At a briefing this week on the results of the 2018 Old Mutual Savings and Investment Monitor, Le Roux says people often make their worst investment decisions when emotions are running high. “Look at the money that was taken offshore in December 2001 and January 2016, and the rate at which investors sold out of equities in 1998 and 2009, when the chips were down,” he says.

“Beware of fear and greed when it comes to saving, as both can cost you a chunk of your capital.”

He says South Africa’s economic growth remains weak, which is cementing many of the country’s economic and social problems.

“In the absence of higher actual and potential economic growth, it is going to be extremely hard to consolidat­e the fiscal situation, with weak tax revenue growth amid heavy spending pressure. This will entrench weak investment and growth in the country, as savings will remain depressed. Ultimately, this will sustain our bad unemployme­nt situation, and the dependency of people on family and government will rise.
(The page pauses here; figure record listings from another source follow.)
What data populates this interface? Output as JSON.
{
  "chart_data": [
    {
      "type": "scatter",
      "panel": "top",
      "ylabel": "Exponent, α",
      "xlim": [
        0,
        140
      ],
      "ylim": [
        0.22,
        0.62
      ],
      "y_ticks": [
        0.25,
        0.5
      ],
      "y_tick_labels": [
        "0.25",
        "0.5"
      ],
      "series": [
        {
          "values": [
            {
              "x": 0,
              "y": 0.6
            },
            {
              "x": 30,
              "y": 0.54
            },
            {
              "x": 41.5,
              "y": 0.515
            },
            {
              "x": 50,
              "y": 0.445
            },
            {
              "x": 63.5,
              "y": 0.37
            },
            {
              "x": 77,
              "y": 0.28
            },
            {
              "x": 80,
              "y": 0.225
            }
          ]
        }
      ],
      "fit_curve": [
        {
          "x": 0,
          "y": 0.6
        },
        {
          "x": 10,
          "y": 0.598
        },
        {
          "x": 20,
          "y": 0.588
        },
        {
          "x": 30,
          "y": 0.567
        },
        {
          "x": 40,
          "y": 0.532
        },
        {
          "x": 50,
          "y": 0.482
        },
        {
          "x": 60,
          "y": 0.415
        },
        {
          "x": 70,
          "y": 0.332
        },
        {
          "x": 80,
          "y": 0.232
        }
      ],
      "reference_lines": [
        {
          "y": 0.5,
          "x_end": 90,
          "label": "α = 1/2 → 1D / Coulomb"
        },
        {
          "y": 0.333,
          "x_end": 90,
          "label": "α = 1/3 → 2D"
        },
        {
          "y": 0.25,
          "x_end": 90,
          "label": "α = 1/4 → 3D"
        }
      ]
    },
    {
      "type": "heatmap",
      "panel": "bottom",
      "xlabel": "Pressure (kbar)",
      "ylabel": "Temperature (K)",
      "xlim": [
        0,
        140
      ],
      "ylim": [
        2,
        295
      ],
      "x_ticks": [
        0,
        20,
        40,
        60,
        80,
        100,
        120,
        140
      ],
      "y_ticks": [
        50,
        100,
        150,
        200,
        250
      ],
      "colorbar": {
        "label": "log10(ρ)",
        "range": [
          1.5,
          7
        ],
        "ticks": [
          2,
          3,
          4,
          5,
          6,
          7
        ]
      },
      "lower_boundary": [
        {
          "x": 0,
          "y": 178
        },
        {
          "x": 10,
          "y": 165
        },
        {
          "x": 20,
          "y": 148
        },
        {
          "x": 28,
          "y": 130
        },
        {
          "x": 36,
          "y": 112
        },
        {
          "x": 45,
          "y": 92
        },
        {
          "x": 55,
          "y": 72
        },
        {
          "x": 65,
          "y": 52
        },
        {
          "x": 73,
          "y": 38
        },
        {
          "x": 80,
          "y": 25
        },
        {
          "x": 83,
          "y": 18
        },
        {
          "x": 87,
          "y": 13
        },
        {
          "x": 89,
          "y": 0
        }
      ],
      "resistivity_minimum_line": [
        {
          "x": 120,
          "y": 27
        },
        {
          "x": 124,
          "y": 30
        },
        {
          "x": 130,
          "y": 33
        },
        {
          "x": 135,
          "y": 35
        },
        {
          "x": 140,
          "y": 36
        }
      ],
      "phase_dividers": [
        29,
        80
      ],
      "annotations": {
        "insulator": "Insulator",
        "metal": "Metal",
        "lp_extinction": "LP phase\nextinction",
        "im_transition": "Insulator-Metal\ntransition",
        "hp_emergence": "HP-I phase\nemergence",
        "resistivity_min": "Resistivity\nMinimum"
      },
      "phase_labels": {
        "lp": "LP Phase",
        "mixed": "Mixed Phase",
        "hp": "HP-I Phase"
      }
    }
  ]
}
“Sustained slow growth also poses the risk of losing our last investment­grade rating, falling deeper into junk territory, potentiall­y triggering a rand slump. South Africa could, in such an outcome, increasing­ly fall off global investors’ radar screens, rather than attracting higher levels of investment needed for faster growth, more jobs, more savings and more investment.”

Meanwhile, the gloomy situation will make it harder to save, says Le Roux. “Saving depends on the ability to save, which depends on more jobs being created. It all comes back to reviving confidence and growth.

“Added to this mix is that the government is delving even deeper into people’s pockets by taking significan­tly more tax, which could increase even further unless faster growth, and hence tax revenue growth, eases the pressure on the fiscus.”

Even if things do eventually get better, Le Roux says you will have to save much more. “Investment returns will be lower for the foreseeabl­e future and longevity continues to present an issue for savings levels.”

When it comes to how much savings you need to retire, Le Roux says that estimates differ widely, but it’s probably more than you think.

“Only three factors will determine how to get to the magic number: how long you save for, how much you save, and your investment return. It is important to remember that how much you save is the only one of the three factors under your control.”